An open ended education environment: Positive examples and the need to experiment- Sep 21, 2012
As if on cue, following yesterday’s post about the need to give students a more challenging and enriched learning environment, mHS had a visit from an enthusiastic young man called Brian today representing the University of Minnesota’s ACARA program. From what I understood, the program asks undergraduate and graduate students to prepare a business plan for an identified need in the development sector. The University partners with academic institutions in India and students work in mixed groups of Indian and American students. The business plans are then presented to a jury and a couple of winners selected, which then get helped in terms of mentoring, investor contacts or simply funding for feasibility studies, depending on the group’s intent.
Previously, the program specified a particular area of work, but in its new avatar, students are being put through a three week immersion exercise and will then decide on their own what sort of needs they want to address through their solutions. This change was made because they found previous graduates of the program have veered off their conventional career paths to opt for more socially aware jobs. Some have gone on to set up new organizations working in the development sector in different parts of the world.

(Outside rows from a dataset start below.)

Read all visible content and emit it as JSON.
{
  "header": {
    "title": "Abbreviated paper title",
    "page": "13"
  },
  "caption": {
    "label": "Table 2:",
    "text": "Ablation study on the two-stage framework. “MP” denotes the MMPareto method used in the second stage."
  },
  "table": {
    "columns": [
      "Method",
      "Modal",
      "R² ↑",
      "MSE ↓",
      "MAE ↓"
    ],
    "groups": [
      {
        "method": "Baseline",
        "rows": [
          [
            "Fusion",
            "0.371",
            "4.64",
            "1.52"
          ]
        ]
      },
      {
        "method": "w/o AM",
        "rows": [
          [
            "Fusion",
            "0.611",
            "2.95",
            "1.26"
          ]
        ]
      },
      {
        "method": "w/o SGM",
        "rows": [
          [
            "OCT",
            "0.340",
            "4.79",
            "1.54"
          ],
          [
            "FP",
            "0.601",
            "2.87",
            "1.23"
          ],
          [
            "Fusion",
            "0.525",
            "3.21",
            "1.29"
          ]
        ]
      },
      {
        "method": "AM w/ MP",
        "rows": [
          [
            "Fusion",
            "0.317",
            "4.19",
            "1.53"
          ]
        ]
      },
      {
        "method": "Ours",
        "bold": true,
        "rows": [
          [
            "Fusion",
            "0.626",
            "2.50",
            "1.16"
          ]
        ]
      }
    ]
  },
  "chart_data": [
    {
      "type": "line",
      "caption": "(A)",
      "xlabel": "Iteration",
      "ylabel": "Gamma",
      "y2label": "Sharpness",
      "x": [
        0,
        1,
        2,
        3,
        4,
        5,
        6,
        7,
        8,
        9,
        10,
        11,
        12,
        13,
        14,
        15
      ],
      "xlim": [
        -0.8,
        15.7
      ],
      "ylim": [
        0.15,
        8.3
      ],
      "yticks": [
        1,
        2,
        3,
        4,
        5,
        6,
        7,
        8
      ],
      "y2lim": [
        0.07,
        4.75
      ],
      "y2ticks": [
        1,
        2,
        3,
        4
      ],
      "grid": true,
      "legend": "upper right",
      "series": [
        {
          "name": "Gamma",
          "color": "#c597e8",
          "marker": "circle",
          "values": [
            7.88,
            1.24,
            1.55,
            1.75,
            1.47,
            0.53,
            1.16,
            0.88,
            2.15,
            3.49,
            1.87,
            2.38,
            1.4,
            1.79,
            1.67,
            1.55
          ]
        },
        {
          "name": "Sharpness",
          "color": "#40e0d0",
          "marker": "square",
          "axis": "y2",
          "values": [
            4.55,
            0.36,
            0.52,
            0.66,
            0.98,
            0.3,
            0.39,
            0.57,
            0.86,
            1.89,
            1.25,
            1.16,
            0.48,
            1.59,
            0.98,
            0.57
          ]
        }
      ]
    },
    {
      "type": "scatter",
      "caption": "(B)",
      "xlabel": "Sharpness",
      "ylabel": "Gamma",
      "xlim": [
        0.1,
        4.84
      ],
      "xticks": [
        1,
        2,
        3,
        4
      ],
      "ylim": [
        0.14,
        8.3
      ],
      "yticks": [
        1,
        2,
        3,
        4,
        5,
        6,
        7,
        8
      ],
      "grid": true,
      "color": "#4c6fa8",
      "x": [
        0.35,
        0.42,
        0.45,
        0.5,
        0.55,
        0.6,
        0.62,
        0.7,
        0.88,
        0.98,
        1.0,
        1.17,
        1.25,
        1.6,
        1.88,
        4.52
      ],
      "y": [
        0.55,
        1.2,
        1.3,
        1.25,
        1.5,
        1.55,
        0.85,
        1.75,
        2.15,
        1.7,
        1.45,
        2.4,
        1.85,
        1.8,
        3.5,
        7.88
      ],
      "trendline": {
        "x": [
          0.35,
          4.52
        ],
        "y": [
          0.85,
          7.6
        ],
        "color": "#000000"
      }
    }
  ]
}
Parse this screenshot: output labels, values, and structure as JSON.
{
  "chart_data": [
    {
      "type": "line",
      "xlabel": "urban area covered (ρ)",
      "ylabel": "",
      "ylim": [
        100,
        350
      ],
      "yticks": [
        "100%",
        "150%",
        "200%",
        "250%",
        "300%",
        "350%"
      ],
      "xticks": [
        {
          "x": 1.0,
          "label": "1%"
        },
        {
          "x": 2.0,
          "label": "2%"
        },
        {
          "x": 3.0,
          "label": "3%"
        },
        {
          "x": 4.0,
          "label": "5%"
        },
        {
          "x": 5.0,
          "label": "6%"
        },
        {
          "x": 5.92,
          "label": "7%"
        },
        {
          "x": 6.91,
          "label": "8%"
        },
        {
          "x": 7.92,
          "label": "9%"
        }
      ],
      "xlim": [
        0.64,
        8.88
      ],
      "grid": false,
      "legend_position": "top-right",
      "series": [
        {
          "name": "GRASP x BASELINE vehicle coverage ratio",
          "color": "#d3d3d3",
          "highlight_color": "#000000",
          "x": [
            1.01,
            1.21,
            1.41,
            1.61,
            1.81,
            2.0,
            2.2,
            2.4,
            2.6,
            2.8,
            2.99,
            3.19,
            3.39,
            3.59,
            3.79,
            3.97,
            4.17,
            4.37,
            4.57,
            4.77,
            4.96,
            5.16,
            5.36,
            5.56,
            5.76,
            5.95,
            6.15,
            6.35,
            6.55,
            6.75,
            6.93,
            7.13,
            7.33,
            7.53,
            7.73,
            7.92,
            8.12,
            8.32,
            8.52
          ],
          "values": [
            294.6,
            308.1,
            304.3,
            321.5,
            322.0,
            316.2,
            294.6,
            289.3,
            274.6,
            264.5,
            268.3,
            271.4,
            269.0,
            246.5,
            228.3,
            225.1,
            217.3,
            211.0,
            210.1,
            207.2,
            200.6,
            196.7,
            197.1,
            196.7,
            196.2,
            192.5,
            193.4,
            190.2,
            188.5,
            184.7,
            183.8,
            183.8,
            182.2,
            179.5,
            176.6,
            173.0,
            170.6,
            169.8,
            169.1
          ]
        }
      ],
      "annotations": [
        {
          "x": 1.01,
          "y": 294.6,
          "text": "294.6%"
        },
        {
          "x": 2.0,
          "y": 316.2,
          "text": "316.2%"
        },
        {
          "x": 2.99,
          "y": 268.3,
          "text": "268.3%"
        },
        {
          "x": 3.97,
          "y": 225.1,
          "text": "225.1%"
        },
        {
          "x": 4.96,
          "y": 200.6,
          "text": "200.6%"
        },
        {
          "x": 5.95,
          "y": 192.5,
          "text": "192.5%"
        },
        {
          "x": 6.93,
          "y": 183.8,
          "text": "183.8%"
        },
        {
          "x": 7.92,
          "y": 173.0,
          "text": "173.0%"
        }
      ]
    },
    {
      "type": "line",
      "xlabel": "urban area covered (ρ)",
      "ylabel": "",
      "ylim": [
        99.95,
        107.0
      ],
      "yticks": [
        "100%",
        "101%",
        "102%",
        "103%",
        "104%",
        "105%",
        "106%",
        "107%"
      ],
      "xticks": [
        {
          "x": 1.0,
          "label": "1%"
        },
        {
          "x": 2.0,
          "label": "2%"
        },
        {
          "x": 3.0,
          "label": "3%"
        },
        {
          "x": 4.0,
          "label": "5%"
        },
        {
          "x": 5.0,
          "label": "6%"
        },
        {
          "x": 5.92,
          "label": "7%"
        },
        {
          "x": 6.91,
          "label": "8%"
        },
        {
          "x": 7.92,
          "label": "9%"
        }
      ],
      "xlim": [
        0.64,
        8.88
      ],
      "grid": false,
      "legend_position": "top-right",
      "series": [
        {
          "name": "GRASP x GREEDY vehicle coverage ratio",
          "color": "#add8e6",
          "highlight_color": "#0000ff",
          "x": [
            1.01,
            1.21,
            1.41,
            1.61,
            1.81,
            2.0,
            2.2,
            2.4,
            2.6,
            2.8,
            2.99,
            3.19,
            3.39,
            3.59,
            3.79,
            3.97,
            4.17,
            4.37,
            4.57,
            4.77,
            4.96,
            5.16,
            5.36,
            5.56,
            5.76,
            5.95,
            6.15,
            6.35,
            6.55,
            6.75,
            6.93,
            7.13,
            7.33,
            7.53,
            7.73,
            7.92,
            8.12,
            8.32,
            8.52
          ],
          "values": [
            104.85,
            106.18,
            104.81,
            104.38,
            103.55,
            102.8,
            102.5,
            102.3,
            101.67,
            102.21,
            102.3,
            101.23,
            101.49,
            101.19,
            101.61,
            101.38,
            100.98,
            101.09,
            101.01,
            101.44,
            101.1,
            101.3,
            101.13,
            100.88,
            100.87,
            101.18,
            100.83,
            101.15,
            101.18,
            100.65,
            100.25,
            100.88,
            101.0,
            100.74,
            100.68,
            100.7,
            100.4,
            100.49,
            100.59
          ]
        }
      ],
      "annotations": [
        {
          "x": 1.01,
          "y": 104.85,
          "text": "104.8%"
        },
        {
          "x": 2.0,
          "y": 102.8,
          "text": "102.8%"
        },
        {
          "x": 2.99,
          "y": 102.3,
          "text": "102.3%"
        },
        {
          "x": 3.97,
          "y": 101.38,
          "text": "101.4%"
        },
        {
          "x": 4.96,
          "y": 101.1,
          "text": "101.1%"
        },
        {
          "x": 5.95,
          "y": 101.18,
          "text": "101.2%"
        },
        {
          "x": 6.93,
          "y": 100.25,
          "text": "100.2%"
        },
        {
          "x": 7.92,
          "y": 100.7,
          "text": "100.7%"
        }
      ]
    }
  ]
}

Clearly, someone thinks allowing students to decide basis their interests and motivation brings out the best in them. And doing their best in turn inspires confidence, which is certainly the key to creating positive, motivated and solution-oriented professionals.
The change the program has undergone exemplifies the new thinking in education. A move from top-down to bottom-up, as those familiar with development-speak would see it! And that’s primarily what I wanted to highlight through today’s post. That even as we theorize about the changes we want to see, those are happening already, in India and elsewhere. Hope is alive as long as we continue to experiment.